Wirtschaftswissenschaftler Samadi betont außerdem, dass bei den Klimaschutz-Maßnahmen die soziale Akzeptanz und Verteilung mehr in den Blick genommen werden müssten. Es müsse dafür gesorgt werden, dass sozial benachteiligte Menschen dadurch nicht stärker belastet werden. Auch sollten die positiven Effekte von Klimaschutz – wie Resilienz, Gesundheit oder wirtschaftliche Entwicklung – noch deutlicher kommuniziert werden.

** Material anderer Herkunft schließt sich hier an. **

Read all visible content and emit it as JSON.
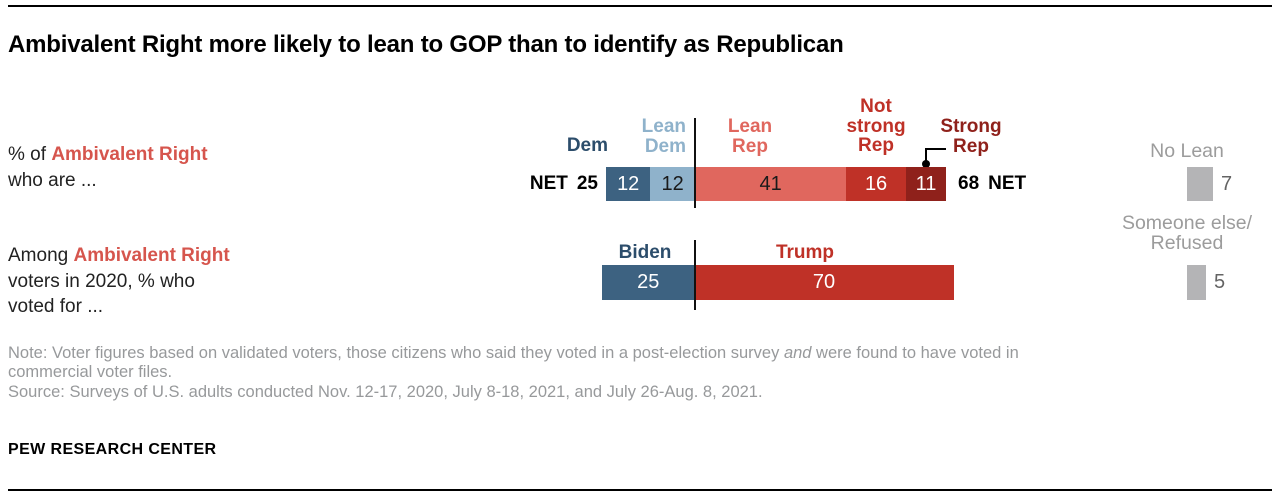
{
  "title": "Ambivalent Right more likely to lean to GOP than to identify as Republican",
  "rows": [
    {
      "prefix": "% of ",
      "highlight": "Ambivalent Right",
      "line2": "who are ..."
    },
    {
      "prefix": "Among ",
      "highlight": "Ambivalent Right",
      "line2": "voters in 2020, % who",
      "line3": "voted for ..."
    }
  ],
  "chart_data": [
    {
      "type": "bar",
      "stacked": true,
      "description": "% of Ambivalent Right who are ...",
      "net_left": {
        "label": "NET",
        "value": 25
      },
      "net_right": {
        "value": 68,
        "label": "NET"
      },
      "segments": [
        {
          "name": "Dem",
          "value": 12,
          "color": "#3d6281",
          "text_color": "#ffffff",
          "label_lines": [
            "Dem"
          ],
          "label_color": "#2c4d6b"
        },
        {
          "name": "Lean Dem",
          "value": 12,
          "color": "#8fb2cb",
          "text_color": "#1a1a1a",
          "label_lines": [
            "Lean",
            "Dem"
          ],
          "label_color": "#8fb2cb"
        },
        {
          "name": "Lean Rep",
          "value": 41,
          "color": "#e0675e",
          "text_color": "#1a1a1a",
          "label_lines": [
            "Lean",
            "Rep"
          ],
          "label_color": "#e0675e"
        },
        {
          "name": "Not strong Rep",
          "value": 16,
          "color": "#bf3127",
          "text_color": "#ffffff",
          "label_lines": [
            "Not",
            "strong",
            "Rep"
          ],
          "label_color": "#bf3127"
        },
        {
          "name": "Strong Rep",
          "value": 11,
          "color": "#8f211b",
          "text_color": "#ffffff",
          "label_lines": [
            "Strong",
            "Rep"
          ],
          "label_color": "#8f211b"
        }
      ]
    },
    {
      "type": "bar",
      "stacked": true,
      "description": "Among Ambivalent Right voters in 2020, % who voted for ...",
      "segments": [
        {
          "name": "Biden",
          "value": 25,
          "color": "#3d6281",
          "text_color": "#ffffff",
          "label_lines": [
            "Biden"
          ],
          "label_color": "#2c4d6b"
        },
        {
          "name": "Trump",
          "value": 70,
          "color": "#bf3127",
          "text_color": "#ffffff",
          "label_lines": [
            "Trump"
          ],
          "label_color": "#bf3127"
        }
      ]
    }
  ],
  "annotations": [
    {
      "label": "No Lean",
      "value": 7,
      "color": "#b4b4b6"
    },
    {
      "label": "Someone else/",
      "label2": "Refused",
      "value": 5,
      "color": "#b4b4b6"
    }
  ],
  "note": {
    "line1_part1": "Note: Voter figures based on validated voters, those citizens who said they voted in a post-election survey ",
    "line1_italic": "and",
    "line1_part2": " were found to have voted in",
    "line2": "commercial voter files.",
    "source": "Source: Surveys of U.S. adults conducted Nov. 12-17, 2020, July 8-18, 2021, and July 26-Aug. 8, 2021."
  },
  "footer": "PEW RESEARCH CENTER"
}
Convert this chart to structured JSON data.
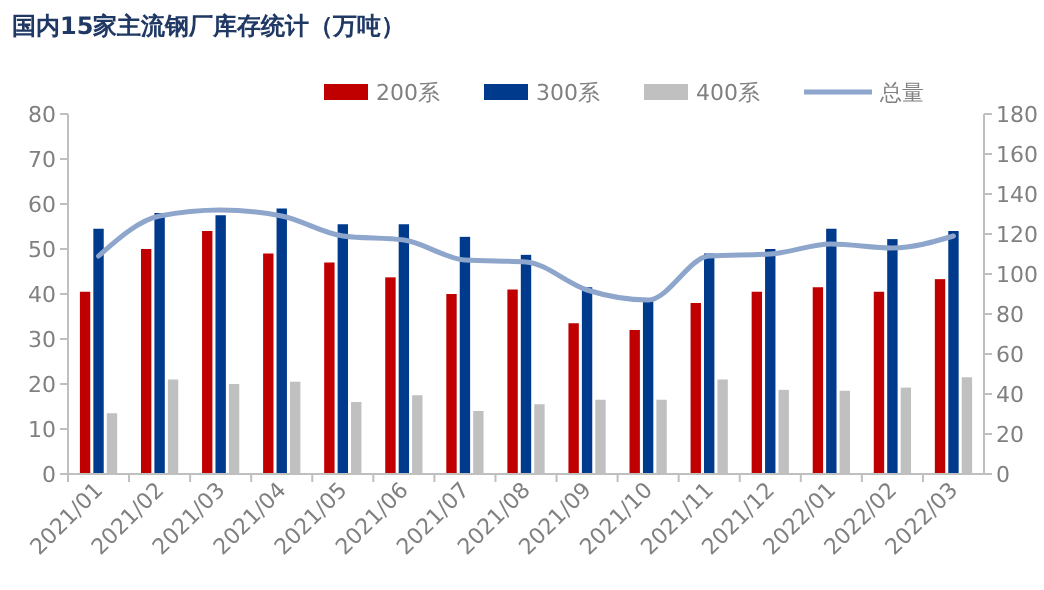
{
  "chart_data": {
    "type": "bar",
    "title": "国内15家主流钢厂库存统计（万吨）",
    "categories": [
      "2021/01",
      "2021/02",
      "2021/03",
      "2021/04",
      "2021/05",
      "2021/06",
      "2021/07",
      "2021/08",
      "2021/09",
      "2021/10",
      "2021/11",
      "2021/12",
      "2022/01",
      "2022/02",
      "2022/03"
    ],
    "series": [
      {
        "name": "200系",
        "color": "#c00000",
        "values": [
          40.5,
          50,
          54,
          49,
          47,
          43.7,
          40,
          41,
          33.5,
          32,
          38,
          40.5,
          41.5,
          40.5,
          43.3
        ]
      },
      {
        "name": "300系",
        "color": "#003a8c",
        "values": [
          54.5,
          58,
          57.5,
          59,
          55.5,
          55.5,
          52.7,
          48.7,
          41.5,
          38.5,
          49,
          50,
          54.5,
          52.2,
          54
        ]
      },
      {
        "name": "400系",
        "color": "#c0c0c0",
        "values": [
          13.5,
          21,
          20,
          20.5,
          16,
          17.5,
          14,
          15.5,
          16.5,
          16.5,
          21,
          18.7,
          18.5,
          19.2,
          21.5
        ]
      },
      {
        "name": "总量",
        "type": "line",
        "axis": "y2",
        "color": "#8ea6cc",
        "values": [
          109,
          129,
          132,
          129,
          119,
          117,
          107,
          106,
          92,
          87,
          109,
          110,
          115,
          113,
          119
        ]
      }
    ],
    "ylim": [
      0,
      80
    ],
    "yticks": [
      0,
      10,
      20,
      30,
      40,
      50,
      60,
      70,
      80
    ],
    "y2lim": [
      0,
      180
    ],
    "y2ticks": [
      0,
      20,
      40,
      60,
      80,
      100,
      120,
      140,
      160,
      180
    ],
    "legend": "top right",
    "grid": false
  }
}
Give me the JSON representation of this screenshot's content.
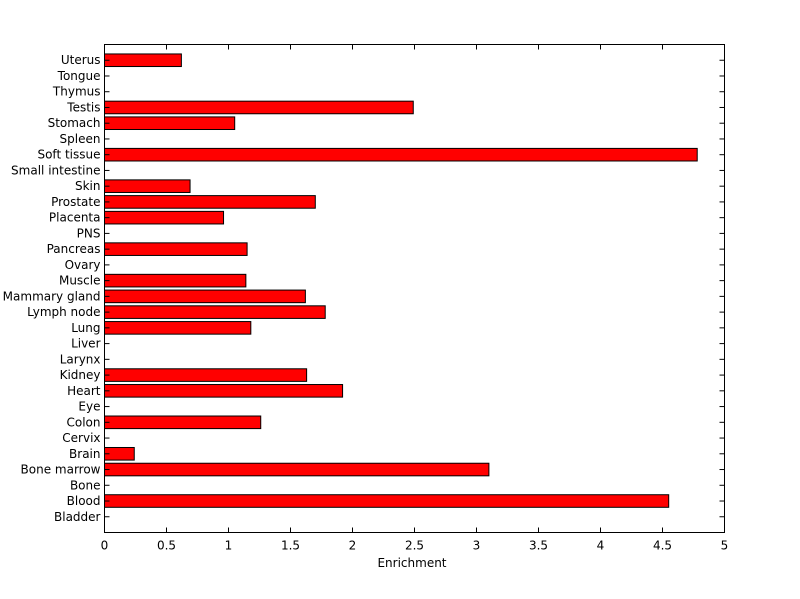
{
  "chart_data": {
    "type": "bar",
    "orientation": "horizontal",
    "categories": [
      "Bladder",
      "Blood",
      "Bone",
      "Bone marrow",
      "Brain",
      "Cervix",
      "Colon",
      "Eye",
      "Heart",
      "Kidney",
      "Larynx",
      "Liver",
      "Lung",
      "Lymph node",
      "Mammary gland",
      "Muscle",
      "Ovary",
      "Pancreas",
      "PNS",
      "Placenta",
      "Prostate",
      "Skin",
      "Small intestine",
      "Soft tissue",
      "Spleen",
      "Stomach",
      "Testis",
      "Thymus",
      "Tongue",
      "Uterus"
    ],
    "values": [
      0,
      4.55,
      0,
      3.1,
      0.24,
      0,
      1.26,
      0,
      1.92,
      1.63,
      0,
      0,
      1.18,
      1.78,
      1.62,
      1.14,
      0,
      1.15,
      0,
      0.96,
      1.7,
      0.69,
      0,
      4.78,
      0,
      1.05,
      2.49,
      0,
      0,
      0.62
    ],
    "xlabel": "Enrichment",
    "ylabel": "",
    "title": "",
    "xlim": [
      0,
      5
    ],
    "xticks": [
      "0",
      "0.5",
      "1",
      "1.5",
      "2",
      "2.5",
      "3",
      "3.5",
      "4",
      "4.5",
      "5"
    ],
    "grid": false,
    "colors": {
      "bar_fill": "#ff0000",
      "bar_edge": "#000000"
    }
  }
}
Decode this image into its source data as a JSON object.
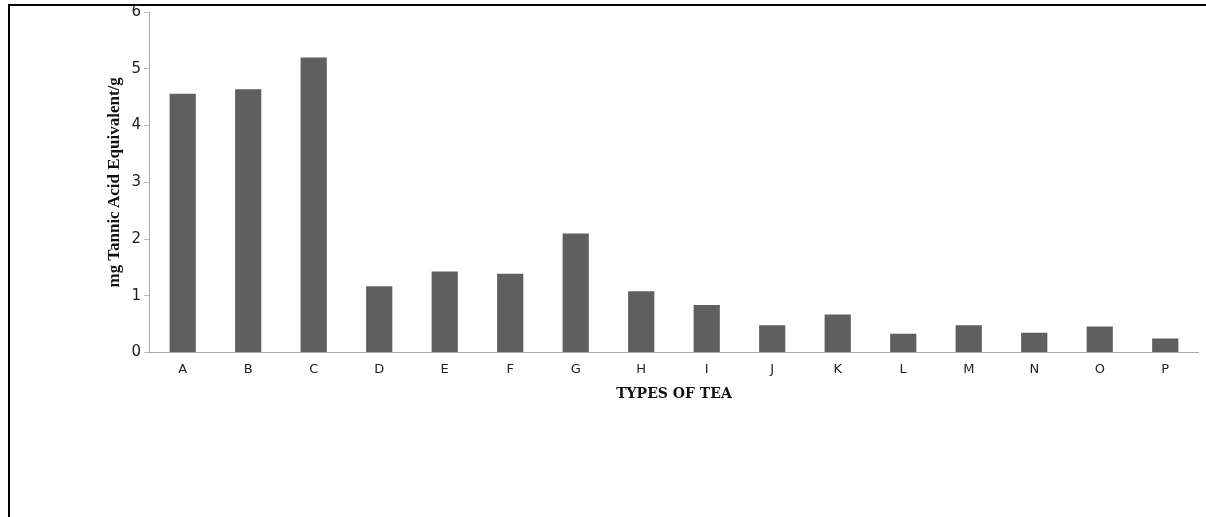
{
  "chart_data": {
    "type": "bar",
    "xlabel": "TYPES OF TEA",
    "ylabel": "mg Tannic Acid Equivalent/g",
    "categories": [
      "A",
      "B",
      "C",
      "D",
      "E",
      "F",
      "G",
      "H",
      "I",
      "J",
      "K",
      "L",
      "M",
      "N",
      "O",
      "P"
    ],
    "values": [
      4.56,
      4.64,
      5.2,
      1.17,
      1.43,
      1.39,
      2.1,
      1.08,
      0.84,
      0.48,
      0.67,
      0.33,
      0.48,
      0.35,
      0.46,
      0.25
    ],
    "color": "#5f5f5f",
    "ylim": [
      0,
      6
    ],
    "yticks": [
      0,
      1,
      2,
      3,
      4,
      5,
      6
    ],
    "grid": false,
    "legend": false
  }
}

Geteilte Meinung in der Wirtschaft
Aus der Wirtschaft selbst gibt bisher gemischte Reaktionen. Kritik kommt etwa von der Deutschen Industrie- und Handelskammer (DIHK): “Das neue Klimaziel der EU ist deutlich zu hoch gegriffen”, so der stellvertretende Hauptgeschäftsführer Achim Dercks. “Eine Durchsetzung dieses Ziels in diesem kurzen Zeitrahmen würde die deutsche Wirtschaft überfordern und zu einem spürbaren Rückgang von Wertschöpfung und Wohlstand führen.”
Der Verband der Chemischen Industrie (VCI) begrüßt dagegen die Pläne aus Brüssel. “Es ist allerhöchste Eisenbahn, dass die EU-Kommission beim Klimaschutz pragmatischer wird”, sagte VCI-Hauptgeschäftsführer Wolfgang Große Entrup. Die Möglichkeit, qualitativ hochwertige internationale Maßnahmen auf das europäische Klimaziel anzurechnen, könne Kosten sparen und europäische Unternehmen wieder konkurrenzfähiger machen. “Das ist ein wichtiges Signal aus Brüssel – aber für die Industrie erst mal ein Muster ohne Wert”, sagte Große Entrup. Wer Europas Wettbewerbsfähigkeit wirklich stärken wolle, dürfe den Emissionshandel nicht ausklammern. Hier müsse dringend nachjustiert werden.
Fest stehen die Pläne der EU-Kommission noch nicht: Das Europäische Parlament und die Mitgliedstaaten müssen dem Vorschlag noch zustimmen.